Each year, California funnels more than $2 billion into AB 109 grants to support county implementation of Public Safety Realignment. This constitutes one of the largest state-level criminal justice disbursements in the nation. Despite the size of the grants, which top $500 million in Los Angeles County alone, many counties report incomplete or haphazard information about how funds are spent.
Some county plans contain few details
While counties are encouraged to submit an annual plan to the Board of State and Community Corrections (BSCC), there are few reporting guidelines. Some annual plans break down spending by county department and non-county entity (e.g., sheriff, behavioral health, community-based organizations, probation), and others simply list programs or provide a cursory description of each department’s goals. In FY 2022 – 23, 17 of California’s 58 counties did not provide a comprehensible breakdown of how AB 109 funds were spent. Moreover, many counties simply recycle their annual plans each year, making only modest changes to funding amounts.
For example, Fresno County, which receives approximately $50 million in AB 109 funding each year, submitted a plan that was just over 2 pages long (BSCC, 2023). Fresno offered no spending information on the $50 million, mentioning only a planned $23,000 increase in the Probation Department budget to support program evaluation. Presumably, the remainder of its spending plan was unchanged. By contrast, San Francisco County’s report was over 100 pages long (BSCC, 2023). It included tables with straightforward breakdowns of funds by department as well as in-depth descriptions of AB 109-funded programs and outcomes, and, for many programs, information about the number of people served and their demographics.
Counties report data inconsistently
When California lawmakers passed AB 109 in 2011, they tasked existing county entities, Community Corrections Partnerships (CCPs), with planning for and reporting on counties’ AB 109 spending. Each year since 2011, the BSCC — a state board that, among other responsibilities, administers all state and federal criminal justice grants — has compiled all CCP plans, posted them publicly, and created a summary document that is shared with the Legislature (BSCC, 2022; 2023).

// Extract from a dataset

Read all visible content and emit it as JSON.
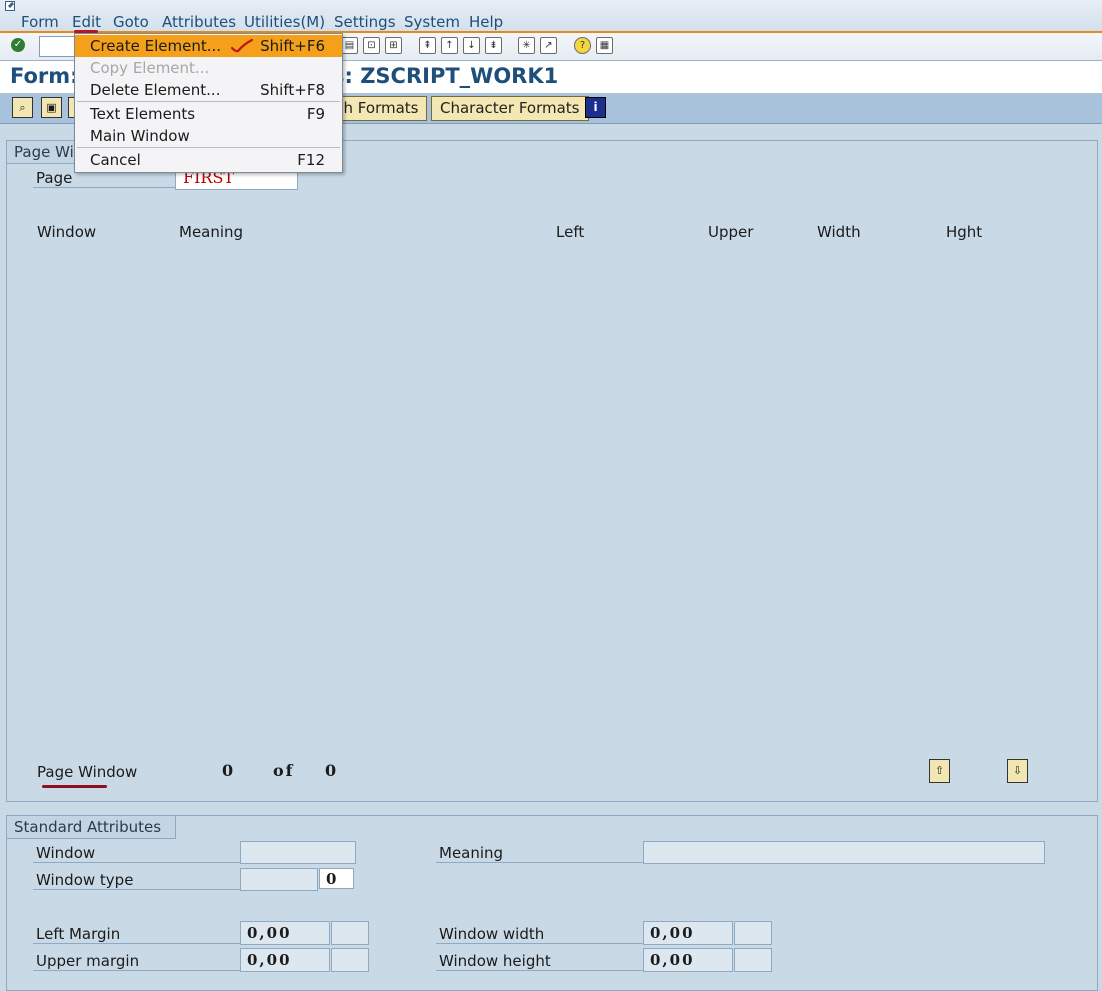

While counties were required to submit plans to the BSCC in the first year of AB 109 implementation (FY 2011-12), submissions became voluntary thereafter. As a result, most opted out of state reporting, leaving the BSCC, lawmakers, and the public with little information on how counties were spending billions in tax dollars. For five years (FY 2015 – 16 through FY 2019 – 20), fewer than 13 counties reported AB 109 planning information to the BSCC. This made it impossible for state policymakers to track Realignment funding or determine whether it was being put to good use.
This changed three years ago. In early 2021, the California State Auditor released a scathing review of AB 109 spending in three counties: Alameda, Fresno, and Los Angeles. The audit itself was spurred by rising in-custody jail deaths in 2018 and 2019. Among other issues, the Auditor found that: 1) counties were amassing large reserves of AB 109 funds instead of spending the state money as intended; 2) county CCPs failed to consider how other Public Safety Realignment funding was being spent when allocating AB 109 dollars; and 3) counties were not able to provide performance data for the programs they chose to fund (California State Auditor, 2021).

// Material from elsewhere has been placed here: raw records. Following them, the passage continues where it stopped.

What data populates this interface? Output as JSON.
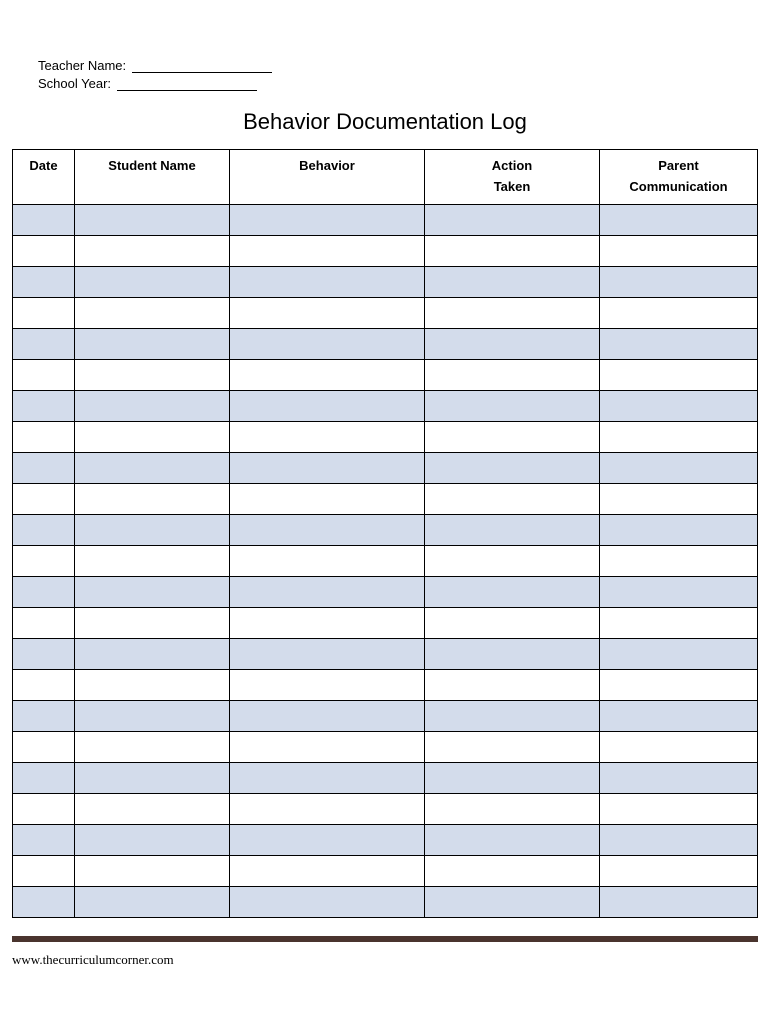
{
  "header": {
    "teacher_label": "Teacher Name:",
    "school_year_label": "School Year:"
  },
  "title": "Behavior Documentation Log",
  "columns": {
    "date": "Date",
    "student": "Student Name",
    "behavior": "Behavior",
    "action_line1": "Action",
    "action_line2": "Taken",
    "parent_line1": "Parent",
    "parent_line2": "Communication"
  },
  "row_count": 23,
  "footer_url": "www.thecurriculumcorner.com"
}
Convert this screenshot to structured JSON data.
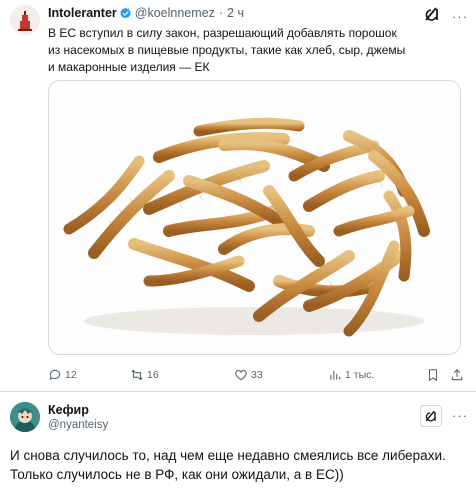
{
  "quoted_post": {
    "author_name": "Intoleranter",
    "handle": "@koelnnemez",
    "separator": "·",
    "time": "2 ч",
    "text": "В ЕС вступил в силу закон, разрешающий добавлять порошок из насекомых в пищевые продукты, такие как хлеб, сыр, джемы и макаронные изделия — ЕК",
    "media_icon": "mealworms-photo",
    "actions": {
      "replies": "12",
      "reposts": "16",
      "likes": "33",
      "views": "1 тыс."
    }
  },
  "reply_post": {
    "author_name": "Кефир",
    "handle": "@nyanteisy",
    "text_line1": "И снова случилось то, над чем еще недавно смеялись все либерахи.",
    "text_line2": "Только случилось не в РФ, как они ожидали, а в ЕС))"
  },
  "colors": {
    "text": "#0f1419",
    "secondary": "#536471",
    "verified": "#1d9bf0",
    "border": "#cfd9de"
  }
}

In 2022, to bring greater accountability to the AB 109 planning process, the Legislature required counties to submit both a plan and a survey to the BSCC in order to receive a portion of the state’s approximately $8 million planning grant (SB 154, 2022). For the past three fiscal years, nearly every county has submitted such a plan (BSCC, 2023). However, this new funding came with little guidance on how the reports should be prepared or what they should contain (BSCC, 2024a). The result is wide variation in the level of detail included in annual plans, despite grants for this purpose that range from $100,000 to $200,000 per county. This poses challenges for conducting statewide analyses of AB 109 funding or for making comparisons across counties.

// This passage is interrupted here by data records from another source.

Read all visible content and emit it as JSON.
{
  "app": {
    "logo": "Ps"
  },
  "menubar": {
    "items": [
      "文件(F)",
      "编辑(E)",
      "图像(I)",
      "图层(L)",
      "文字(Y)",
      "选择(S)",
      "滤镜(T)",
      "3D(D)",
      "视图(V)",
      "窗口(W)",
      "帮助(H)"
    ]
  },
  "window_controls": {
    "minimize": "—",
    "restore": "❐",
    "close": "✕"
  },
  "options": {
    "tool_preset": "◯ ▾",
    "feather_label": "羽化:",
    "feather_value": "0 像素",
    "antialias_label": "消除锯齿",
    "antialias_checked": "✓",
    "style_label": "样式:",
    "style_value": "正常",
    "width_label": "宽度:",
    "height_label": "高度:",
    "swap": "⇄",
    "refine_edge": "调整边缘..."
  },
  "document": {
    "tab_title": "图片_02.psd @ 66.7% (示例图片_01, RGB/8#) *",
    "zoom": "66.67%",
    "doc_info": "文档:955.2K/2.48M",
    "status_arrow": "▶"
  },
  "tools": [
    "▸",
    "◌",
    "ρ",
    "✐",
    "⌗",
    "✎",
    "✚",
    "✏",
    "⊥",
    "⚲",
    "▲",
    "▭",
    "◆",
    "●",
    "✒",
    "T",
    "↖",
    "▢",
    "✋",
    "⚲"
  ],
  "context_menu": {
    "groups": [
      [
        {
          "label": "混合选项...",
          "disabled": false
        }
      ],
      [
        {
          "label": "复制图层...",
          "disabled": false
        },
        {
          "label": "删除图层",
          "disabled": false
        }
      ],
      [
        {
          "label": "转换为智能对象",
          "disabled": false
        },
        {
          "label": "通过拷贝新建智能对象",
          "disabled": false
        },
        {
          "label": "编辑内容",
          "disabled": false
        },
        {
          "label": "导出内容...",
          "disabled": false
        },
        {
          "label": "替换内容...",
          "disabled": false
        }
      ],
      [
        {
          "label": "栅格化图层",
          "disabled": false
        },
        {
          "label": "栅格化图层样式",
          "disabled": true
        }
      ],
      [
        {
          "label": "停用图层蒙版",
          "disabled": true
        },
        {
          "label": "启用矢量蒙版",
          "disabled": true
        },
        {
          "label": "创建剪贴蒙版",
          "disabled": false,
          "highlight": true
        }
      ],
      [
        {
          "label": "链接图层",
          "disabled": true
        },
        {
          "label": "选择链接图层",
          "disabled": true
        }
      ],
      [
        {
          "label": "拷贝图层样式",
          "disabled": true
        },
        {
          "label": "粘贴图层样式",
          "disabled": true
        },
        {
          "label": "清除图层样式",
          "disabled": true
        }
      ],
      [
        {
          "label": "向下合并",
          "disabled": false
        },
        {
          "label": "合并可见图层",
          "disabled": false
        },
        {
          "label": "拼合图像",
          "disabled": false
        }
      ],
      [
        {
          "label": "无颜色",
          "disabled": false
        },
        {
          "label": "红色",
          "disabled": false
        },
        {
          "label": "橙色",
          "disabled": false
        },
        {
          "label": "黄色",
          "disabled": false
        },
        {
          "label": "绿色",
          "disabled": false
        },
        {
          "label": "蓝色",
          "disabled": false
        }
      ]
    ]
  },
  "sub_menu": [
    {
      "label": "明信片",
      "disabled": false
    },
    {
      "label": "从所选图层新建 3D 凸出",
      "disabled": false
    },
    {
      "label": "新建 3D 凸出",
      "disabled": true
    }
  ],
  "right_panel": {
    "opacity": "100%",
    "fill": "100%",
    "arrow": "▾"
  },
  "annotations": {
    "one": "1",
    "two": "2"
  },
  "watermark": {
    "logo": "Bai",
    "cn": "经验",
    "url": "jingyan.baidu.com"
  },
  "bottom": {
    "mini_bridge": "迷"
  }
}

Unlike other state funding programs, AB 109 does not require standardized reporting
This is an unusual approach to planning and reporting (see Table 1). Local grantees receiving state money through the Prop 47 grant program, an allocation that is less than one-twentieth the size of AB 109, must submit to rigorous program evaluations and standardized reporting (BSCC, 2023a). For example, they are required to report on the number of people served, the share of funds directed to each county department, and the associated program outcomes, including employment, housing, and recidivism rates for program participants. Such standardized reporting allows for meaningful comparison across jurisdictions and paints a more accurate picture of the grant’s statewide impact.